Liver Disease tolerance in Sepsis

SP9

SP9 Mechanisms of Disease tolerance in Sepsis-associated liver failure: Preventing progression of infection to sepsis with organ failure

Role of mTOR in the inflammatory stress adaptation of hepatocytes

Graphic: Hussain, UKJ

Project leader: Michael Bauer / Ignacio Rubio
Doctoral candidate: Iqra Hussain

Background

Strategies to prevent or resolve organ damage harbor great potential to improve treatment of infectious diseases in the light of upcoming threats such as antibiotic resistance. The recently proposed concept of “disease tolerance” describes defense reactions involving an increased robustness and reduced vulnerability of parenchyma against infectious insults. Disease tolerance works hand-in-hand with immune resistance as the classical, antimicrobial reaction to infection managed by the immune system. A concerted balance between resistance and disease tolerance is key for an efficient adaptive host response. In contrast, excessive activation of resistance pathways causes hyperinflammation and immunopathology while inappropriate disease tolerance might entail tissue damage by fostering propagation of the infection. Hence, mechanisms governing these reactions and especially their cross-talk are of particular interest to find novel approaches to sepsis therapy.
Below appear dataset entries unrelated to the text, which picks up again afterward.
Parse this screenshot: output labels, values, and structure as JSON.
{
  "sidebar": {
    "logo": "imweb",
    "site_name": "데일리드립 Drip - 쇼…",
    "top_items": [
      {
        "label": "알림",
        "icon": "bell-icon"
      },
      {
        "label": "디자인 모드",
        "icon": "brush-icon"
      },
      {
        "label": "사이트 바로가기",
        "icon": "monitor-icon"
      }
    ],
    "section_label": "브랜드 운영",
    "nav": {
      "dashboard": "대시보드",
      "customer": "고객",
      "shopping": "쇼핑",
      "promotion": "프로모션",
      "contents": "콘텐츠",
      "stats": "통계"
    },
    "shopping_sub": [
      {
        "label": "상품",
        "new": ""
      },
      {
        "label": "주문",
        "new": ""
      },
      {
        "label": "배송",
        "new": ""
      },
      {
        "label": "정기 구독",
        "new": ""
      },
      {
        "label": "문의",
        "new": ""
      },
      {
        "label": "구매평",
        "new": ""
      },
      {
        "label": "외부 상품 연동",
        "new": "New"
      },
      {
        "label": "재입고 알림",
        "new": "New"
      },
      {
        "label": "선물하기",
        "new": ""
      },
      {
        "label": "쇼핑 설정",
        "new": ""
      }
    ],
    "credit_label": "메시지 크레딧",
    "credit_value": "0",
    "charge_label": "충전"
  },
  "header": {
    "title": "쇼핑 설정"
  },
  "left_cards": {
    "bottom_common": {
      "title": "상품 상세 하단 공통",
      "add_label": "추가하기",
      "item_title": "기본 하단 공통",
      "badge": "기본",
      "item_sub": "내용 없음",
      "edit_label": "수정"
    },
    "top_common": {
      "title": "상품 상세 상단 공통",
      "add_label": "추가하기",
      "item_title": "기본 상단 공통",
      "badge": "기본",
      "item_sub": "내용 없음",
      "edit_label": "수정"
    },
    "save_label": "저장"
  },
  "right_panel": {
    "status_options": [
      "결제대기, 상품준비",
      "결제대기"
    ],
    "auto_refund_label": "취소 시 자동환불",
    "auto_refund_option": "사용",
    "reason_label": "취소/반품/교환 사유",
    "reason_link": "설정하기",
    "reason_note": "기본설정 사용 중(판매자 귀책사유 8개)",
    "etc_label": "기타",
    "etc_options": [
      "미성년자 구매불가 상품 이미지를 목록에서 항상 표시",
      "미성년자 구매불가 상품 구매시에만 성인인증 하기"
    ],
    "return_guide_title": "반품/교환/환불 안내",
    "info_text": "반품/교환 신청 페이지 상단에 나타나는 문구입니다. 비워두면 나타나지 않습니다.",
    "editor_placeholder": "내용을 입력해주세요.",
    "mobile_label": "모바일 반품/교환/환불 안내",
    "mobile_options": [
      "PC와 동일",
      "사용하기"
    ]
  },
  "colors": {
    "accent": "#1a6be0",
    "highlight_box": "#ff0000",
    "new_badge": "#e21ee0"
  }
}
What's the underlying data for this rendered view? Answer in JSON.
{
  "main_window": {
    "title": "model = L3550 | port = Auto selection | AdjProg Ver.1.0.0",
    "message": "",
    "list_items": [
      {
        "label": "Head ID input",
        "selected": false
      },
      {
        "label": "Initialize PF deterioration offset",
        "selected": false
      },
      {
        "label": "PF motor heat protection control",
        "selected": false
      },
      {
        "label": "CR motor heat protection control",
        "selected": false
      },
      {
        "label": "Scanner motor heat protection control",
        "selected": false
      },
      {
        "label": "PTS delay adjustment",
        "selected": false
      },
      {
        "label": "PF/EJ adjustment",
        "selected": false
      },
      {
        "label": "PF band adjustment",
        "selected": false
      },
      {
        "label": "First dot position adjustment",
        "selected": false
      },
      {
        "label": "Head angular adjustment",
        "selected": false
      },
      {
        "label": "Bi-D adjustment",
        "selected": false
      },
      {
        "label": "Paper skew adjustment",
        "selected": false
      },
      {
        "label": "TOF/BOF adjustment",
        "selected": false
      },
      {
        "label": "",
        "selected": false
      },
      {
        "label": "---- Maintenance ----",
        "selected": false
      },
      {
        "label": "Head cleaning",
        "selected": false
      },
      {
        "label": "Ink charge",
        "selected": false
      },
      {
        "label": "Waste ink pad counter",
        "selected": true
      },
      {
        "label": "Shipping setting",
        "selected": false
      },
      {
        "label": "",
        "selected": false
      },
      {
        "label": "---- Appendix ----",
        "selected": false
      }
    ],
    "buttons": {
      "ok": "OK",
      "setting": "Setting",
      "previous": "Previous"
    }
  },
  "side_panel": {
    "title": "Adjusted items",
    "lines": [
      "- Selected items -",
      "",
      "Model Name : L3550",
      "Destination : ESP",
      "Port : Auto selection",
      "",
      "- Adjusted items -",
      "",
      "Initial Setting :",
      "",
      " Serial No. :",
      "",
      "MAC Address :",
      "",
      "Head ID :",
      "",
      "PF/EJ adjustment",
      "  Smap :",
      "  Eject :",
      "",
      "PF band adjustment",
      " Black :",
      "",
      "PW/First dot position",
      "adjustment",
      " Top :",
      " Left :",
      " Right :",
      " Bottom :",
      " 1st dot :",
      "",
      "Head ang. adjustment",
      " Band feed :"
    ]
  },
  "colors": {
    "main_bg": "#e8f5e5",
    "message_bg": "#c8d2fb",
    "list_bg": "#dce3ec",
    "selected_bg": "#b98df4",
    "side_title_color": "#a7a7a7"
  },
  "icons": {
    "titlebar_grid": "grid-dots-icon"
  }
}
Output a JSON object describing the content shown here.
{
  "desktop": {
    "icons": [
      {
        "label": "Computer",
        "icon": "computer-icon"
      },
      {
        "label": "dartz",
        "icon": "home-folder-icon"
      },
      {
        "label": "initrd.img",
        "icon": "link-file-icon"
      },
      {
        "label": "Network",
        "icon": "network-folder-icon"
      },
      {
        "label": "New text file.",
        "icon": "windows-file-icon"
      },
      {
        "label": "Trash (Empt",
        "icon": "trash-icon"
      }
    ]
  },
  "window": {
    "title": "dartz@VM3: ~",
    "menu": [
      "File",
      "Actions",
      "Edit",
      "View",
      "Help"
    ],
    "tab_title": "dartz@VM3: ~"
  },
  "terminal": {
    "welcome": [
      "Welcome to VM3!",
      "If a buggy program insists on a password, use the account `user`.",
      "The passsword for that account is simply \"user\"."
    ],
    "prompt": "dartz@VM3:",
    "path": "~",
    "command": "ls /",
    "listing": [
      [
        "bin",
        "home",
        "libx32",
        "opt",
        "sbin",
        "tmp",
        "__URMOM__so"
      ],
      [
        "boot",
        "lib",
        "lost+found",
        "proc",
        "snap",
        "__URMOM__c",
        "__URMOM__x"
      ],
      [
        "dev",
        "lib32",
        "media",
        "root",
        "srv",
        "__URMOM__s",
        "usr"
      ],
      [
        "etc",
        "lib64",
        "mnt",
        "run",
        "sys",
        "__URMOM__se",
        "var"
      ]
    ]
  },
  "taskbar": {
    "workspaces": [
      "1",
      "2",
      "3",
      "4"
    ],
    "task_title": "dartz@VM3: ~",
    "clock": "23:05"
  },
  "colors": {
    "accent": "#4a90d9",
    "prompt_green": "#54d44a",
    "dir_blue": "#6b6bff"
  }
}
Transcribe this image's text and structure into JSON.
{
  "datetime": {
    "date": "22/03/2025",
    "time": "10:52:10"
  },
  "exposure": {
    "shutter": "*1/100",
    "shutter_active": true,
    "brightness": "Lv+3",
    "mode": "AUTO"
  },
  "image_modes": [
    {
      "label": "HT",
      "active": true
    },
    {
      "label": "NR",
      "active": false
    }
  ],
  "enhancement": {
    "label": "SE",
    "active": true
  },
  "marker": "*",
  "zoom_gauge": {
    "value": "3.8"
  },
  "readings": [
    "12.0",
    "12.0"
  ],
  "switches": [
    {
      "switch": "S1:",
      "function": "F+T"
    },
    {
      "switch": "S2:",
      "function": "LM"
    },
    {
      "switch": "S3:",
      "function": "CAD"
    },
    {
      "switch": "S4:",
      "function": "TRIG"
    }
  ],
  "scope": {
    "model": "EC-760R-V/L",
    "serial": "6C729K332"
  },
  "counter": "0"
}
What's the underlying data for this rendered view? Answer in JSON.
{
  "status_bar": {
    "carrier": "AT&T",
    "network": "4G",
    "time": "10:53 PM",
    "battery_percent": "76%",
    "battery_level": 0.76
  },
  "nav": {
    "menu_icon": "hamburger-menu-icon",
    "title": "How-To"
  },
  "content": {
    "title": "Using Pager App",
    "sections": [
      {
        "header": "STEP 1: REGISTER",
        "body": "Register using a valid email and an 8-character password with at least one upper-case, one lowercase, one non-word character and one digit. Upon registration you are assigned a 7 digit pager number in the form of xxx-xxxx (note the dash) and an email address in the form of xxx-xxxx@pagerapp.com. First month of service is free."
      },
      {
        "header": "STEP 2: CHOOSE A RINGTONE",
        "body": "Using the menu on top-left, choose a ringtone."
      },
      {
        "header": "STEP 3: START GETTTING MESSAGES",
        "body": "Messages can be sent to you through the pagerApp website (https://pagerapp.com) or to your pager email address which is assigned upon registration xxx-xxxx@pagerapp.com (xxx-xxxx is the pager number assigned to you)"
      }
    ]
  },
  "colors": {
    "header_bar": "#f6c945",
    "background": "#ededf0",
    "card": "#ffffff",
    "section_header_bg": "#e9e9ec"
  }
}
Specific aims and working program

We will investigate the liver as a prototypical organ critically affected in sepsis and systemic inflammation. The extent of tissue damage in response to septic insults will be assessed employing various experimental models: hepatocyte/immune cell co-culture systems, organoid liver-on-chip approach and a preclinical animal model of septic peritonitis. To understand the regulation of disease tolerance we will apply genetically and pharmacologically modified monocytes and/ neutrophils to each of the models and investigate the effect on liver tissue damage using manifold readouts of liver dysfunction such as the well characterized phenotype of excretory failure. We will, in particular, place a focus on three major pathways previously linked to immune cell adaptation: the metabolic master pathway PI3K/Akt/mTORC1, the energy sensor AMPK and the Ras/Erk pathway which is a key regulator of cytokine release in myelomonocytic cells. Our laboratory has access to genetic or pharmacological strategies for the modulation of each of the mentioned pathways. If a modulation of disease tolerance by the engineered immunity is observed, we will investigate the underlying communication and signaling response of the hepatocyte in detail. In addition to the study of the myeloid immune compartment, we will also assess the effect of mesenchymal stem cells (MSCs), a cell type with proven immunomodulatory properties that has achieved remarkable protection in preclinical sepsis models. MSCs and MSC supernatants will be initially provided by our external collaborator M. Möbius, Dresden.

Finally, samples from prognosis-stratified animal models of sepsis and frozen samples from patients might allow proof of the concept of the implication of the mTORC1, AMPK and Ras/Erk signaling pathways, both in immune and parenchymal cells, in the continuum from infection to organ failure.